3.5 millions personnes travaillent la nuit en France (métropolitaine). Soit un million de plus en vingt ans.
Il est intéressant de rapprocher cette observation de la tendance parallèle à vouloir rendre la nuit comme le jour, notamment par l'augmentation continue du nombre de points lumineux extérieurs (+64 %) et au quasi doublement de la durée d'éclairement la nuit, dans la même période.
Les travailleurs de nuit représentent désormais 15.4 % des salariés en 2012. Pour le travail de nuit habituel, il s'agit d'"une proportion qui a plus que doublé en vingt ans" rappelle la DARES pour le Ministère du Travail, de l'Emploi et du Dialogue Social. Parmi elles, 21,5 % des hommes et 9,3 % des femmes salariés travaillent la nuit. Les femmes sont désormais un million en 2012, quand elles n'étaient que 500 000 en 1991.
La nuit française à géométrie variable
Nuit = entre 21 heures et 6 heures du matin, selon le code du travail, le travail de nuit recouvre cette plage horaire depuis la loi du 9 mai 2001 (entre 22 heures et 5 heures antérieurement). La loi définit le travailleur de nuit comme celui qui accomplit une fraction de son temps de travail entre 21 heures et 6 heures soit au moins trois heures deux fois par semaine, soit au moins 270 heures sur douze mois consécutifs.

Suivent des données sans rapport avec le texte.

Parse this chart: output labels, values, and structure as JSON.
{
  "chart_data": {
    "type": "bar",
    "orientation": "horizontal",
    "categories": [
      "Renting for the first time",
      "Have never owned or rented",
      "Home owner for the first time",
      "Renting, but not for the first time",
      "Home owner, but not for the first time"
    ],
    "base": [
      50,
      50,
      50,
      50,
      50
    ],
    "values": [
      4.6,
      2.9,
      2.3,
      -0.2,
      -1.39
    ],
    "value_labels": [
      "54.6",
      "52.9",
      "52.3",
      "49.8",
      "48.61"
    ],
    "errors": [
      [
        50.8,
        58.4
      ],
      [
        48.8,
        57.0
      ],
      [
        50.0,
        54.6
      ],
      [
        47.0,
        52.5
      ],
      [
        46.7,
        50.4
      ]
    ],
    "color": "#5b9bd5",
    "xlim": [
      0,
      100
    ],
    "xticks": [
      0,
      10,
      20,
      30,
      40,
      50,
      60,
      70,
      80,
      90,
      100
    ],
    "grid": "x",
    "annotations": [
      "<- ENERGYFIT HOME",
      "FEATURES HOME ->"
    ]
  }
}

Nuit = de minuit à 5 heures du matin pour les statistiques de l'INSEE : "on considère qu’une personne travaille la nuit quand elle déclare que sa période de travail se situe, même partiellement, dans la tranche de minuit à 5 heures du matin". Cette période est décrite par les physiologistes comme celle durant laquelle l’organisme fonctionne en état de moindre résistance à tous les niveaux.
La nuit européeenne
Eurostat précise que « le travail en soirée ou de nuit est un concept difficile à établir sur une base strictement uniforme pour tous les États membres puisque les définitions de la soirée et de la nuit diffèrent largement ». Le travail du soir est néanmoins en général défini comme celui effectué après les heures de travail normales mais en dehors des heures habituellement dévolues au sommeil tandis que le travail de nuit est effectué pendant les heures habituelles de sommeil et implique par conséquent des horaires de sommeil “anormaux” pour les personnes concernées.
Renforcer les études des conséquences sur la santé
La Dares indique que les capacités de résistance sont physiologiquement réduites la nuit, et les effets négatifs du travail de nuit sur la santé à long terme tendent à se cumuler avec d’autres facteurs de risques.

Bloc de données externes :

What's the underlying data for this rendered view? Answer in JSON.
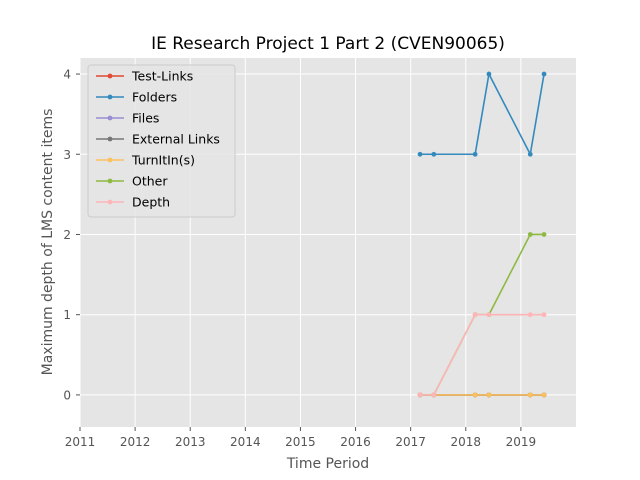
{
  "chart_data": {
    "type": "line",
    "title": "IE Research Project 1 Part 2 (CVEN90065)",
    "xlabel": "Time Period",
    "ylabel": "Maximum depth of LMS content items",
    "xlim": [
      2011,
      2020
    ],
    "ylim": [
      -0.4,
      4.2
    ],
    "x_ticks": [
      "2011",
      "2012",
      "2013",
      "2014",
      "2015",
      "2016",
      "2017",
      "2018",
      "2019"
    ],
    "y_ticks": [
      "0",
      "1",
      "2",
      "3",
      "4"
    ],
    "grid": true,
    "legend_position": "top-left",
    "x": [
      2017.17,
      2017.42,
      2018.17,
      2018.42,
      2019.17,
      2019.42
    ],
    "series": [
      {
        "name": "Test-Links",
        "color": "#E24A33",
        "values": [
          0,
          0,
          0,
          0,
          0,
          0
        ]
      },
      {
        "name": "Folders",
        "color": "#348ABD",
        "values": [
          3,
          3,
          3,
          4,
          3,
          4
        ]
      },
      {
        "name": "Files",
        "color": "#988ED5",
        "values": [
          0,
          0,
          0,
          0,
          0,
          0
        ]
      },
      {
        "name": "External Links",
        "color": "#777777",
        "values": [
          0,
          0,
          0,
          0,
          0,
          0
        ]
      },
      {
        "name": "TurnItIn(s)",
        "color": "#FBC15E",
        "values": [
          0,
          0,
          0,
          0,
          0,
          0
        ]
      },
      {
        "name": "Other",
        "color": "#8EBA42",
        "values": [
          0,
          0,
          1,
          1,
          2,
          2
        ]
      },
      {
        "name": "Depth",
        "color": "#FFB5B8",
        "values": [
          0,
          0,
          1,
          1,
          1,
          1
        ]
      }
    ]
  }
}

Plus le nombre de personnes travaillant la nuit augmente, plus les programmes de recherche et d'études devraient se renforcer. Elles sont encore insuffisamment conduites.

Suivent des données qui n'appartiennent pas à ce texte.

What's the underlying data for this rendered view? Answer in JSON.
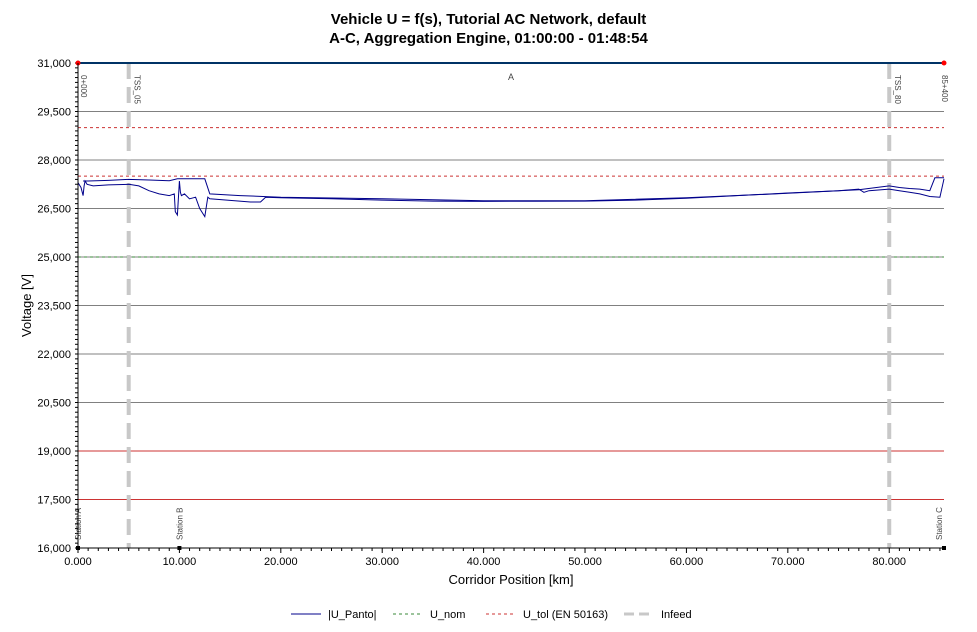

Si le travail de nuit est visible et mesurable, ses conséquences à long terme sur la santé des salariés le sont beaucoup moins. Une étude portant sur les personnes de 50-59 ans ayant travaillé au moins 10 ans a été réalisée à partir de l’enquête Santé et itinéraire professionnel conduite en 2007 par la Drees et la Dares. Sur le champ de cette étude, 4 % des femmes et 14 % des hommes ont été exposés pendant au moins quinze ans au travail de nuit. Ces personnes exposées au travail de nuit sont 24 % à se dire limitées dans leurs activités quotidiennes, contre 19 % de l’ensemble des personnes dans le champ de l’étude. À caractéristiques sociodémographiques équivalentes, une exposition de quinze ans ou plus au travail de nuit accroît la probabilité d’être limité dans les activités quotidiennes de presque 50 %.
Une majorité d’études épidémiologiques se situent plutôt en faveur d’un lien entre travail de nuit et cancer, notamment du sein. Le centre international de recherche sur le cancer (Circ) a pour sa part classé le travail posté de nuit comme cancérogène probable pour l’homme sur la base, d’une part, de résultats montrant l’apparition de tumeurs chez les animaux aux rythmes circadiens perturbés, d’autre part, d’études menées sur les infirmières et les hôtesses de l’air et qui montrent une augmentation du risque de cancer du sein chez les femmes travaillant la nuit.